Texas isn’t the only state that acknowledges problems with stop signs. While I don’t provide a comprehensive accounting of all of the states here, because they have all adopted the Federal MUTCD, you can bet that they have a similar take on this issue.
“Stop signs should be used to control traffic flow, not traffic speed … Studies made in many parts of the country show that there is a high incidence of intentional violations where stop signs are installed as ‘nuisances’ or “speed breakers.’ While speed is reduced in the immediate vicinity of the ‘nuisance’ stop signs, speeds are actually higher between intersections than they would have been if those signs had not been installed.”

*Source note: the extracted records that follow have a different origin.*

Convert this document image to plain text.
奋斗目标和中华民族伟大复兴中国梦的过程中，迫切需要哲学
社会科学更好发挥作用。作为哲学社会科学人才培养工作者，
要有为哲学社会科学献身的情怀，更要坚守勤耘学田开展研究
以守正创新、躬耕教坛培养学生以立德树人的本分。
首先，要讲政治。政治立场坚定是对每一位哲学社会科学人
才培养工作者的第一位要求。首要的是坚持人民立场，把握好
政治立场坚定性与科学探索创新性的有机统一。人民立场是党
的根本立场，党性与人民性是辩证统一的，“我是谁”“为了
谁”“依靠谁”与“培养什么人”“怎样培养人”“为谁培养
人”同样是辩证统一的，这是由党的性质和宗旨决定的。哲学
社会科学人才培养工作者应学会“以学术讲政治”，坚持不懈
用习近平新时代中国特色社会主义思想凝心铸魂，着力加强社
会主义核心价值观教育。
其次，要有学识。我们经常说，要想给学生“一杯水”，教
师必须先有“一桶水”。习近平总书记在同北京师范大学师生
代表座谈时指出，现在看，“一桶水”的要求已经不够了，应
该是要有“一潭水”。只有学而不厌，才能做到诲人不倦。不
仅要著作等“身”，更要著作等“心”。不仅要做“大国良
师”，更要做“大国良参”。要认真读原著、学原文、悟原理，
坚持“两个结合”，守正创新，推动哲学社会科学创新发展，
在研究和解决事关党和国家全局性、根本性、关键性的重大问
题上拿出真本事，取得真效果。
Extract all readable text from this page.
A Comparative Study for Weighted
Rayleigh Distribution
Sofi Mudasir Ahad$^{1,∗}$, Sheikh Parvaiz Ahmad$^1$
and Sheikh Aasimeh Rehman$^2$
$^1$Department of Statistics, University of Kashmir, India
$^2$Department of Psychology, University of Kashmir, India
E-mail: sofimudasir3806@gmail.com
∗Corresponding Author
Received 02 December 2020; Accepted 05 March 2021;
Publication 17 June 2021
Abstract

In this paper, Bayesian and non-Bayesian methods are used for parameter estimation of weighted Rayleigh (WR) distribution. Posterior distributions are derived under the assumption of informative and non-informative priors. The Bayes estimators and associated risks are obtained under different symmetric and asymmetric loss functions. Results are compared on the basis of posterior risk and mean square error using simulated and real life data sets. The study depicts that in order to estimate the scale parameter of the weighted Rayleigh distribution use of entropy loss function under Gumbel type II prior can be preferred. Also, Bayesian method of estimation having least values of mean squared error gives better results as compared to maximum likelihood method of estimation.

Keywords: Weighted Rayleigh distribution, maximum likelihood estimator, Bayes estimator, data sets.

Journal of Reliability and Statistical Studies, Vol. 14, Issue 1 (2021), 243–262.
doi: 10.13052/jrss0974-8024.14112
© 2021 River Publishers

“STOP signs are one of the most common traffic signs and also one of the most often misused. A STOP sign is intended to assign right-of-way at intersecting street locations; however, they are often misused to address speeding concerns.”
“A STOP (R1-1) sign is not a ‘cure-all’ and is not a substitute for other traffic control devices. Often, the need for a STOP (R1-1) sign can be eliminated if the sight distance is increased by removing obstructions.”
“Because inappropriate use of stop signs can dramatically and negatively change the function of a roadway, we carefully review each request and approve for appropriate uses. Stop signs are not a universal solution for traffic concerns. They are an effective traffic management tool when carefully placed. Overuse, as well as underuse, of stop signs, can create unsafe conditions.”